Glen Condren
- Condren in 1972

No. 83, 70, 88
- Position: Defensive lineman

Personal information
- Born: June 10, 1942 (age 84) Fort Smith, Arkansas, U.S.
- Listed height: 6 ft 4 in (1.93 m)
- Listed weight: 251 lb (114 kg)

Career information
- College: Oklahoma
- NFL draft: 1964 (11th round, 152nd overall pick)
- AFL draft: 1964 (19th round, 147th overall pick)

Career history
- New York Giants (1965–1967); Atlanta Falcons (1969–1972);

Career NFL statistics
- Games played: 79
- Starts: 59
- Sacks: 12.5 (Unofficial)
- Fumble recoveries: 2
- Stats at Pro Football Reference

= Glen Condren =

American football player (born 1942)

Glen Paige Condren (born June 10, 1942) is an American former professional football player who was a defensive lineman in the National Football League (NFL). He played college football for the Oklahoma Sooners. Condren was selected in both the 1964 NFL draft by the New York Giants in the 11th round, with the Giants picking him as a "future" for the 1965 season, as well as in the 1964 AFL draft by the New York Jets in the 19th round.

Condren signed with the Giants and played three seasons in New York, from 1965 to 1967. He suffered a knee injury during his rookie season and only saw action in 8 games before being sent home to rehabilitate.

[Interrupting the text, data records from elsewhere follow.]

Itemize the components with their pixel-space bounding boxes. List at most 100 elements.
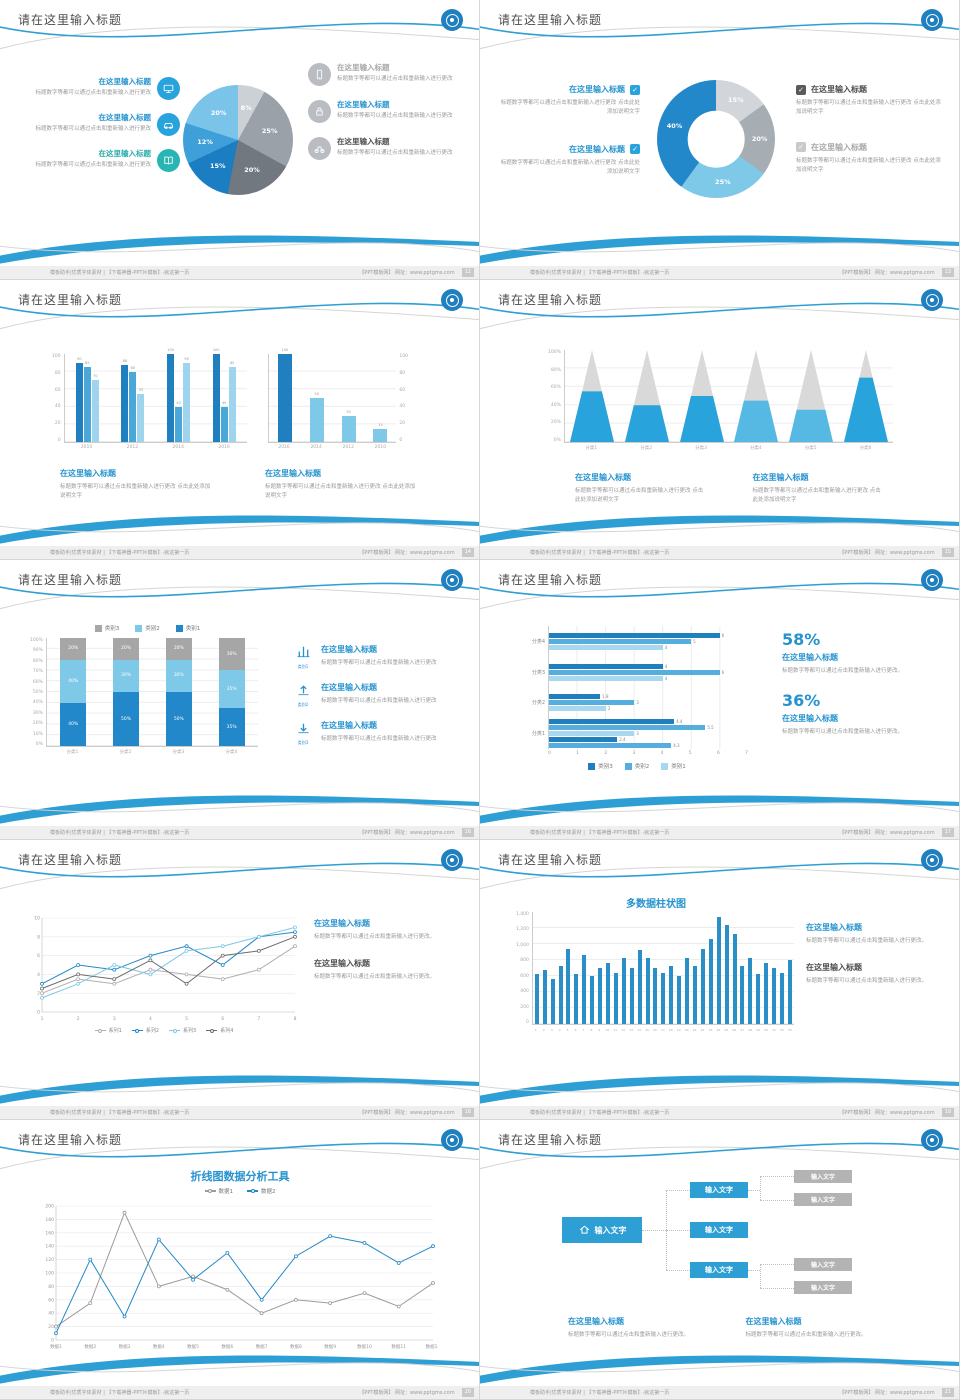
item-heading: 在这里输入标题: [569, 85, 625, 94]
slide-19[interactable]: 请在这里输入标题 多数据柱状图 1,400 1,200 1,000 800 600 400…: [480, 840, 959, 1119]
slide-title: 请在这里输入标题: [18, 293, 123, 307]
slide-title: 请在这里输入标题: [498, 853, 603, 867]
slide-12[interactable]: 请在这里输入标题 在这里输入标题 标题数字等都可以通过点击和重新输入进行更改 在这…: [0, 0, 479, 279]
connector: [760, 1288, 794, 1289]
chart-legend: 类别3 类别2 类别1: [526, 762, 748, 770]
footer-wave: [480, 1355, 959, 1384]
car-icon: [157, 113, 180, 136]
list-item: 在这里输入标题 标题数字等都可以通过点击和重新输入进行更改: [28, 76, 180, 100]
footer-text-left: 模板助手|优质字体素材 | 【下载神器-PPT片模板】-就这第一页: [530, 270, 670, 276]
slide-footer: 模板助手|优质字体素材 | 【下载神器-PPT片模板】-就这第一页 【PPT模板网…: [480, 826, 959, 839]
org-root-box: 输入文字: [562, 1217, 642, 1243]
section: 在这里输入标题 标题数字等都可以通过点击和重新输入进行更改。: [568, 1316, 701, 1340]
item-heading: 在这里输入标题: [811, 142, 867, 152]
page-number: 19: [941, 1108, 954, 1117]
slide-title: 请在这里输入标题: [498, 13, 603, 27]
footer-wave: [0, 515, 479, 544]
svg-text:6: 6: [221, 1016, 224, 1022]
footer-wave: [480, 235, 959, 264]
page-number: 13: [941, 268, 954, 277]
list-item: 在这里输入标题 标题数字等都可以通过点击和重新输入进行更改: [308, 136, 464, 160]
item-heading: 在这里输入标题: [98, 149, 152, 158]
stat-heading: 在这里输入标题: [782, 653, 838, 662]
download-icon: [296, 720, 311, 739]
connector: [760, 1264, 761, 1288]
stat-value: 58%: [782, 630, 821, 649]
svg-text:8: 8: [294, 1016, 297, 1022]
org-box-label: 输入文字: [705, 1186, 733, 1194]
left-item-list: 在这里输入标题 ✓ 标题数字等都可以通过点击和重新输入进行更改 点击此处添加说明文…: [500, 84, 640, 177]
section: 在这里输入标题 标题数字等都可以通过点击和重新输入进行更改。: [746, 1316, 879, 1340]
list-item: 在这里输入标题 标题数字等都可以通过点击和重新输入进行更改: [308, 62, 464, 86]
svg-text:160: 160: [45, 1230, 54, 1236]
svg-text:4: 4: [37, 972, 40, 978]
stat-block: 36% 在这里输入标题 标题数字等都可以通过点击和重新输入进行更改。: [782, 691, 942, 737]
footer-text-right: 【PPT模板网】 网址：www.pptgms.com: [359, 830, 455, 836]
slide-footer: 模板助手|优质字体素材 | 【下载神器-PPT片模板】-就这第一页 【PPT模板网…: [0, 1386, 479, 1399]
slide-14[interactable]: 请在这里输入标题 100 80 60 40 20 0 90 85 70 88 80 55 100 40 90…: [0, 280, 479, 559]
header-wave: [0, 302, 479, 330]
connector: [666, 1270, 690, 1271]
footer-text-left: 模板助手|优质字体素材 | 【下载神器-PPT片模板】-就这第一页: [50, 830, 190, 836]
sections: 在这里输入标题 标题数字等都可以通过点击和重新输入进行更改。 在这里输入标题 标题数…: [314, 918, 464, 983]
slide-20[interactable]: 请在这里输入标题 折线图数据分析工具 数据1 数据2 0 20 40 60 80 100 12…: [0, 1120, 479, 1399]
section-text: 标题数字等都可以通过点击和重新输入进行更改。: [314, 934, 436, 940]
svg-text:5: 5: [185, 1016, 188, 1022]
stat-text: 标题数字等都可以通过点击和重新输入进行更改。: [782, 668, 904, 674]
footer-text-left: 模板助手|优质字体素材 | 【下载神器-PPT片模板】-就这第一页: [50, 1390, 190, 1396]
slide-15[interactable]: 请在这里输入标题 100% 80% 60% 40% 20% 0% 分类1 分类2 分类3 分类4 分…: [480, 280, 959, 559]
connector: [760, 1176, 761, 1200]
org-box-label: 输入文字: [810, 1197, 835, 1204]
slide-footer: 模板助手|优质字体素材 | 【下载神器-PPT片模板】-就这第一页 【PPT模板网…: [0, 826, 479, 839]
chart-title: 折线图数据分析工具: [190, 1170, 290, 1183]
slide-17[interactable]: 请在这里输入标题 分类4 6 5 4 分类3 4 6 4 分类2 1.8 3 2 分类1 4.4 5.5 3 2…: [480, 560, 959, 839]
section-text: 标题数字等都可以通过点击和重新输入进行更改。: [806, 938, 928, 944]
bar-chart: 100 50 30 15 2016 2014 2012 2010 100 80 60 40 20 0: [268, 348, 408, 452]
org-leaf-box: 输入文字: [794, 1193, 852, 1206]
stat-list: 58% 在这里输入标题 标题数字等都可以通过点击和重新输入进行更改。 36% 在…: [782, 630, 942, 738]
slide-13[interactable]: 请在这里输入标题 在这里输入标题 ✓ 标题数字等都可以通过点击和重新输入进行更改 …: [480, 0, 959, 279]
slide-16[interactable]: 请在这里输入标题 类别3 类别2 类别1 100% 90% 80% 70% 60% 50% 40…: [0, 560, 479, 839]
section: 在这里输入标题 标题数字等都可以通过点击和重新输入进行更改 点击此处添加说明文字: [60, 468, 215, 502]
lock-icon: [308, 100, 331, 123]
school-logo-icon: [441, 9, 463, 31]
slide-title: 请在这里输入标题: [498, 1133, 603, 1147]
stat-value: 36%: [782, 691, 821, 711]
item-heading: 在这里输入标题: [569, 144, 625, 154]
list-item: 类别3 在这里输入标题 标题数字等都可以通过点击和重新输入进行更改: [292, 720, 464, 746]
section: 在这里输入标题 标题数字等都可以通过点击和重新输入进行更改。: [314, 958, 464, 982]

He was waived by the Giants ahead of the 1968 NFL season and claimed by the fledgling Atlanta Falcons, who sent him to play with a minor league affiliate in Huntsville, Alabama, the Alabama Hawks of the Continental Football League.

In 1969 Condren made the Falcons' regular season roster, working into the starting lineup for 1970 and 1971.

Condren is married and the father of four children.